To rightly appreciate this curious publication, it must be borne in mind, that Wesley was now putting into the hands of thousands of the common people extracts from “the best English writers," in the numerous volumes of his “Christian Library." Hence the necessity he felt of giving to the same readers a compendious dictionary explaining words in that Library, which many, at least, were not likely to understand.
In reference to his egotistic title page, Wesley waggishly continues
“I have often observed, the only way, according to the modern taste, for any author to procure commendation to his book, is vehemently to commend it himself. For want of this deference to the public, several excellent tracts, lately printed, but left to commend themselves by their intrinsic worth, are utterly unknown or forgotten. Whereas, if a writer of tolerable sense will but bestow a few violent encomiums on his own work, especially if they are skilfully arranged in the title page, it will pass through six editions in a trice; the world being too complaisant to give the gentleman the lie, and taking it for granted, he understands his own performance best. In compliance, therefore, with the taste of the age, I
Wesley a lover of Plainness.
add, that this little dictionary is not only the shortest and the cheapest, but likewise, by many degrees, the most correct which is extant at this day. Many are the mistakes in all the other English dictionaries which I have yet seen. Whereas, I can truly say, I know of none in this; and I conceive the reader will believe me ; for if I had, I should not have left it there. Use then this help, till you find a better.”
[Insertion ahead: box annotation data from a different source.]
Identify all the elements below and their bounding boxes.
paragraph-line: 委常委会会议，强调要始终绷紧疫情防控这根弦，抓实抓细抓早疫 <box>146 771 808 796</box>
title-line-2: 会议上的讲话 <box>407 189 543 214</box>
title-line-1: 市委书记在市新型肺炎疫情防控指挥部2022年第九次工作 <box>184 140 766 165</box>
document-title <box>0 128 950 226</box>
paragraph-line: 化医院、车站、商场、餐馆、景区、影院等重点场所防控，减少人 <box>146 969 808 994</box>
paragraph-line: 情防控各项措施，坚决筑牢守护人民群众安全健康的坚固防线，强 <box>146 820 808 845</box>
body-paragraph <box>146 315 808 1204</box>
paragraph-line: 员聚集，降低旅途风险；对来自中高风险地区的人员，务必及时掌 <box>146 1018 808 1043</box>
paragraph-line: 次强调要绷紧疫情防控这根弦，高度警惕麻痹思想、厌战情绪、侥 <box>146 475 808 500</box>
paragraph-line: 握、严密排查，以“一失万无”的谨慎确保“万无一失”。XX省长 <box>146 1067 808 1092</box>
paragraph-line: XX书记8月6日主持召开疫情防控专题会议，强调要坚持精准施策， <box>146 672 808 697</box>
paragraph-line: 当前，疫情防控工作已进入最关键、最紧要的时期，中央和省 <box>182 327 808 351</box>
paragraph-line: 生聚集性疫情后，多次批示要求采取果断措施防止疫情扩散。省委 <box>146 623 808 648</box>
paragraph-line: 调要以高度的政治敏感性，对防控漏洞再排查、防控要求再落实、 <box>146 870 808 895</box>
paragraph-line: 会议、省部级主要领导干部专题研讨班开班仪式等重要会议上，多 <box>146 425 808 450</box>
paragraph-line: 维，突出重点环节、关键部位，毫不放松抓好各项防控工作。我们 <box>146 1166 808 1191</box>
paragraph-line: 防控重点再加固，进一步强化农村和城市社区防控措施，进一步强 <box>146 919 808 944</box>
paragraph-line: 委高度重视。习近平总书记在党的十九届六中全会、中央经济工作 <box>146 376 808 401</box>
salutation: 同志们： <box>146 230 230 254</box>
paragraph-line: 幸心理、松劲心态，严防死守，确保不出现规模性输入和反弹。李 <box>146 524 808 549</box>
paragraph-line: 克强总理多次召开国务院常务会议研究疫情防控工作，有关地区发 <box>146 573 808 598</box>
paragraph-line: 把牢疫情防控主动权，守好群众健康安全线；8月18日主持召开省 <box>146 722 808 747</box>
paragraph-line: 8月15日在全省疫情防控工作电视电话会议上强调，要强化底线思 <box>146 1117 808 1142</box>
This is hardly egotism, so much as satire; or, perhaps, both united. Be that as it may, there can be no question, that Wesley's little, though pretentious, dictionary was calculated to be of great service in assisting the poor, unlettered Methodists in understanding even the hardest words in his “Christian Library.”
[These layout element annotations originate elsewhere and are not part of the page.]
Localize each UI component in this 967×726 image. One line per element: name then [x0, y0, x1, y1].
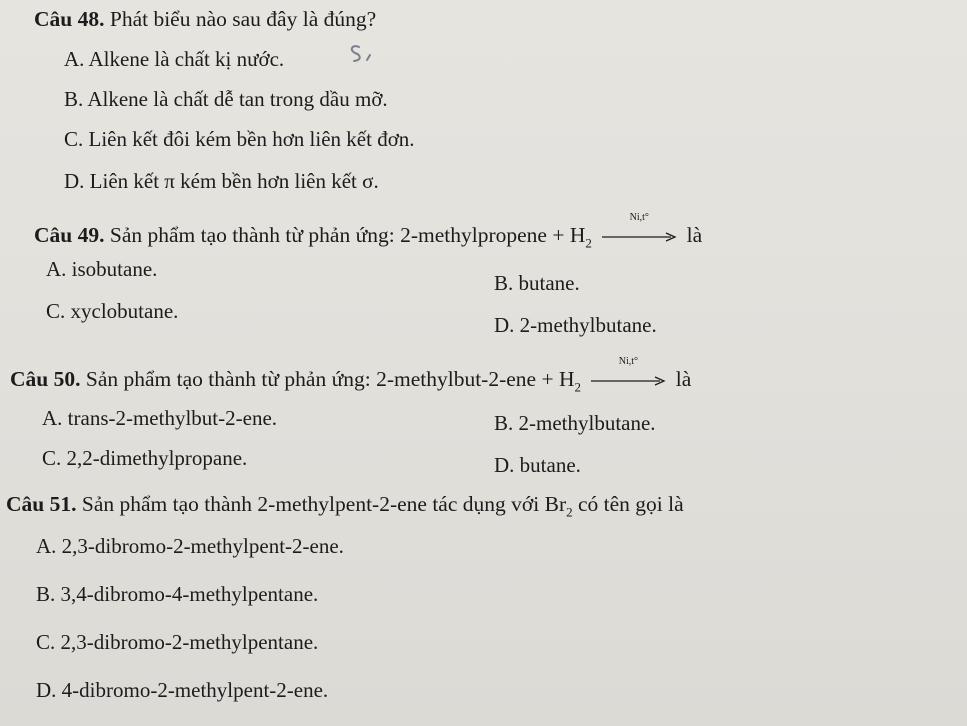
question-48-option-a: A. Alkene là chất kị nước.: [64, 47, 285, 71]
question-49-option-c: C. xyclobutane.: [46, 299, 179, 323]
question-50-subscript: 2: [574, 379, 581, 395]
question-50-text: Sản phẩm tạo thành từ phản ứng: 2-methylbut-2-ene + H: [85, 367, 575, 391]
question-48-number: Câu 48.: [34, 7, 105, 31]
question-51-text: Sản phẩm tạo thành 2-methylpent-2-ene tác dụng với Br: [81, 492, 567, 516]
question-49-text: Sản phẩm tạo thành từ phản ứng: 2-methylpropene + H: [109, 223, 586, 247]
question-51-option-c: C. 2,3-dibromo-2-methylpentane.: [36, 630, 319, 654]
reaction-arrow-label: Ni,t°: [618, 356, 638, 367]
right-arrow-icon: [601, 231, 677, 243]
reaction-arrow: [601, 212, 677, 248]
question-49-number: Câu 49.: [34, 223, 105, 247]
right-arrow-icon: [590, 375, 666, 387]
question-50-number: Câu 50.: [10, 367, 81, 391]
question-51: [6, 491, 684, 525]
question-50: [10, 356, 692, 400]
question-48-option-b: B. Alkene là chất dễ tan trong dầu mỡ.: [64, 87, 388, 111]
question-51-subscript: 2: [566, 504, 573, 520]
reaction-arrow: [590, 356, 666, 392]
question-50-tail: là: [675, 367, 692, 391]
question-48-text: Phát biểu nào sau đây là đúng?: [109, 7, 377, 31]
question-51-option-b: B. 3,4-dibromo-4-methylpentane.: [36, 582, 319, 606]
pencil-scribble-mark: [345, 42, 375, 66]
reaction-arrow-label: Ni,t°: [629, 212, 649, 223]
question-50-option-b: B. 2-methylbutane.: [494, 411, 656, 435]
question-48-option-d: D. Liên kết π kém bền hơn liên kết σ.: [64, 169, 379, 193]
question-49: [34, 212, 703, 256]
question-51-option-d: D. 4-dibromo-2-methylpent-2-ene.: [36, 678, 329, 702]
question-51-number: Câu 51.: [6, 492, 77, 516]
question-48-option-c: C. Liên kết đôi kém bền hơn liên kết đơn.: [64, 127, 415, 151]
question-50-option-c: C. 2,2-dimethylpropane.: [42, 446, 248, 470]
question-51-tail: có tên gọi là: [577, 492, 684, 516]
question-51-option-a: A. 2,3-dibromo-2-methylpent-2-ene.: [36, 534, 344, 558]
question-48: [34, 6, 376, 32]
question-49-option-d: D. 2-methylbutane.: [494, 313, 657, 337]
question-49-subscript: 2: [585, 235, 592, 251]
question-49-tail: là: [686, 223, 703, 247]
question-50-option-a: A. trans-2-methylbut-2-ene.: [42, 406, 278, 430]
question-49-option-a: A. isobutane.: [46, 257, 158, 281]
question-50-option-d: D. butane.: [494, 453, 581, 477]
question-49-option-b: B. butane.: [494, 271, 580, 295]
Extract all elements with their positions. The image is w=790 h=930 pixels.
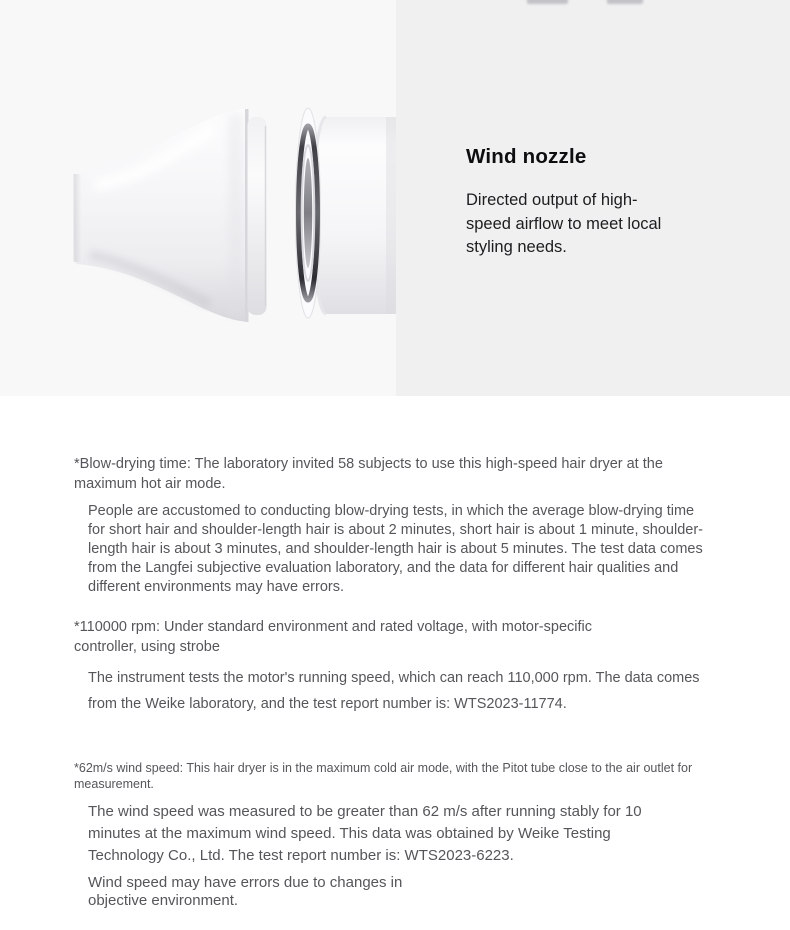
hero-section — [0, 0, 790, 396]
footnote-note: Wind speed may have errors due to changes in objective environment. — [88, 874, 403, 909]
cropped-heading-remnant — [607, 0, 643, 4]
dryer-outlet-ring-graphic — [296, 108, 321, 318]
footnote-blow-drying-time — [74, 454, 734, 597]
wind-nozzle-funnel-graphic — [74, 109, 267, 323]
footnote-lead: *110000 rpm: Under standard environment and rated voltage, with motor-specific controller, using strobe — [74, 619, 592, 655]
footnote-lead: *62m/s wind speed: This hair dryer is in the maximum cold air mode, with the Pitot tube close to the air outlet for measurement. — [74, 761, 693, 791]
cropped-heading-remnant — [527, 0, 568, 4]
product-photo — [0, 0, 396, 396]
footnote-body: The instrument tests the motor's running speed, which can reach 110,000 rpm. The data comes from the Weike laboratory, and the test report number is: WTS2023-11774. — [88, 670, 700, 712]
hero-text-panel — [396, 0, 790, 396]
section-description: Directed output of high-speed airflow to meet local styling needs. — [466, 191, 662, 256]
section-title: Wind nozzle — [466, 145, 587, 168]
footnote-lead: *Blow-drying time: The laboratory invited 58 subjects to use this high-speed hair dryer at the maximum hot air mode. — [74, 456, 663, 492]
product-photo-panel — [0, 0, 396, 396]
footnote-body: The wind speed was measured to be greater than 62 m/s after running stably for 10 minutes at the maximum wind speed. This data was obtained by Weike Testing Technology Co., Ltd. The test report number is: WTS2023-6223. — [88, 803, 642, 864]
dryer-barrel-graphic — [313, 117, 396, 314]
footnote-rpm — [74, 617, 734, 717]
footnote-wind-speed — [74, 761, 734, 910]
footnote-body: People are accustomed to conducting blow-drying tests, in which the average blow-drying time for short hair and shoulder-length hair is about 2 minutes, short hair is about 1 minute, shoulder-length hair is about 3 minutes, and shoulder-length hair is about 5 minutes. The test data comes from the Langfei subjective evaluation laboratory, and the data for different hair qualities and different environments may have errors. — [88, 503, 703, 595]
footnotes-section — [0, 396, 790, 910]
Wesley was a lover of plainness—plain food, plain clothing, plain truth, and plain language. “What is it,” he wrote in 1764, “that constitutes a good style ? Perspicuity, purity, propriety, strength, and easiness joined together. When any one of these is wanting, it is not a good style. As for me, I never think of my style at all; but just set down the words that come first. Only when I transcribe anything for the press, then I think it my duty to see every phrase be clear, pure, and proper. Conciseness, which is now, as it were, natural to me, brings quantum sufficit of strength. If, after all, I observe any stiff expression, I throw it out, neck and shoulders. Clearness, in particular, is necessary for you and me; because we are to instruct people of the lowest understanding. We should constantly use the most common, little, easy words (so they are pure and proper) which our language affords. When I had been a member of the university about ten years, I wrote and talked much as you do now.
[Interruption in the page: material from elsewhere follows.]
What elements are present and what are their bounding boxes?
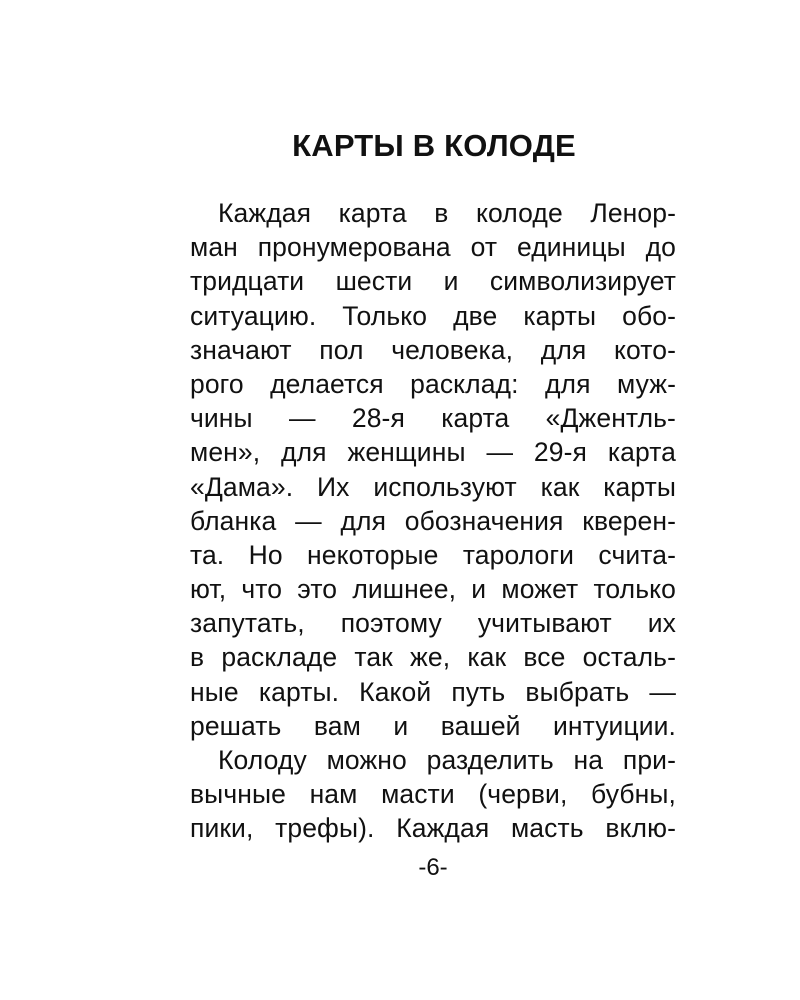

But when I talked to plain people in the castle, or the town, I observed they gaped and stared. This quickly obliged me to alter my style, and adopt the language of those I spoke to. And yet there is a dignity in this simplicity, which is not disagreeable to those of the highest rank.” 1
Holding such views, no wonder that Wesley compiled a dictionary to explain "the hard words in the English writers.”
· Wesley's Works, vol. xiii., p. 394.